Where do you get 4 bytes per vertex from? I'm seeing TS output in examples as float2 or float3.
Tessellation factor of 15 generates 337 triangles (slide 9):
http://developer.download.nvidia.com/presentations/2010/gdc/Tessellation_Performance.pdf
15 is what R600 can do, so it's nothing special in today's terms.
If an HS hardware thread of 16 patches (4 control points per patch for terrain tessellation using quad patches = 64 control points sharing a hardware thread) generates 337 triangles per patch, then that's ~5.4K triangles/vertices, 42KB assuming 8 bytes per vertex. Obviously, DS will drain those triangles as TS produces them, in batches of 64 vertices (that's ~84 batches).
Which is more frequent: a vertex exported from TS or a vertex shaded by DS? DS needs to be <16 cycles to keep up with TS, if there's one SIMD running HS/DS.
Slide 25 is another hint about ATI: Moving work to DS instead of PS may not be a win. Why would that be? Probably because the population of DS threads in flight at any one time is too small.

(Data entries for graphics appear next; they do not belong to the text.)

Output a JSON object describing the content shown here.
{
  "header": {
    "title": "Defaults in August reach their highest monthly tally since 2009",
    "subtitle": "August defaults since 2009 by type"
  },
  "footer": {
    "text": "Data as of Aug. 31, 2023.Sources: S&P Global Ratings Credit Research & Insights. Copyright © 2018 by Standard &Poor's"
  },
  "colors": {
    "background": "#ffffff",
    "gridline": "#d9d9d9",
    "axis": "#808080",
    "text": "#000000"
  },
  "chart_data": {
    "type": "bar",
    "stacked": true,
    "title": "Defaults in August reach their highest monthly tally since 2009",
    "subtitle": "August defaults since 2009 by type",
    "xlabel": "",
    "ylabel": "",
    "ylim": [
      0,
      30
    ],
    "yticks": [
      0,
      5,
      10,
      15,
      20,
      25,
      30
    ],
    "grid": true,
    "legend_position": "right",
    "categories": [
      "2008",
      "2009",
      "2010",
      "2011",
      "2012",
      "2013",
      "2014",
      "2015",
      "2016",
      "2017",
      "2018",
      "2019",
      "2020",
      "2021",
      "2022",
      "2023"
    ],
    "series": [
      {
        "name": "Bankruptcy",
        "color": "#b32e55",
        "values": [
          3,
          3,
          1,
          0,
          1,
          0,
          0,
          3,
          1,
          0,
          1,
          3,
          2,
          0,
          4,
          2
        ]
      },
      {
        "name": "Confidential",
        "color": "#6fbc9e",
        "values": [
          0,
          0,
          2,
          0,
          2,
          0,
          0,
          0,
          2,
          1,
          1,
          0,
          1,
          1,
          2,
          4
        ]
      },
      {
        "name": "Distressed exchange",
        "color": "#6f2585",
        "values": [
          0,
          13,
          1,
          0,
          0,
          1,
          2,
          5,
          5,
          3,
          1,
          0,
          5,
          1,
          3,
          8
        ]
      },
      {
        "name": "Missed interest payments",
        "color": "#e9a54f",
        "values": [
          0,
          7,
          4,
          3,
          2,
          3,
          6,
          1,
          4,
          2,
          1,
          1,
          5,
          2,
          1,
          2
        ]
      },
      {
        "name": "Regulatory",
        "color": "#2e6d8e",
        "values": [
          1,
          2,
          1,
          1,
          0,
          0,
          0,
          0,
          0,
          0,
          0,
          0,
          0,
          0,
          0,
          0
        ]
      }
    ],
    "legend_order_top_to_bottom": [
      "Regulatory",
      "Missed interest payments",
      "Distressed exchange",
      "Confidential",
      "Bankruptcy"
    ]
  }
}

So the count of DS threads in flight is open to question. The more of them, the more aggregate LDS is available to support the output from HS and TS. But DS count is locked to HS count by SIMD usage, which means that HS/DS load-balancing isn't independent - it would be like having a non-unified GPU, back to the bad old days of VS-dedicated and PS-dedicated shader pipes.
Then we're left not knowing the wall clock duration of a DS invocation. The longer that is the more coarse-grained will be the usage of LDS.
GS uses coarse-grained ring buffers off-die, seemingly for these reasons. The consumption of the ring buffer is not tied to specific SIMDs and it's not severely limited in capacity.
NVidia uses L2 to smooth these coarse-grained lumps of data, and it uses load-balancing across the entire GPU twixt stages to maximise overall throughput. Neither of these options seem to be available in Cypress.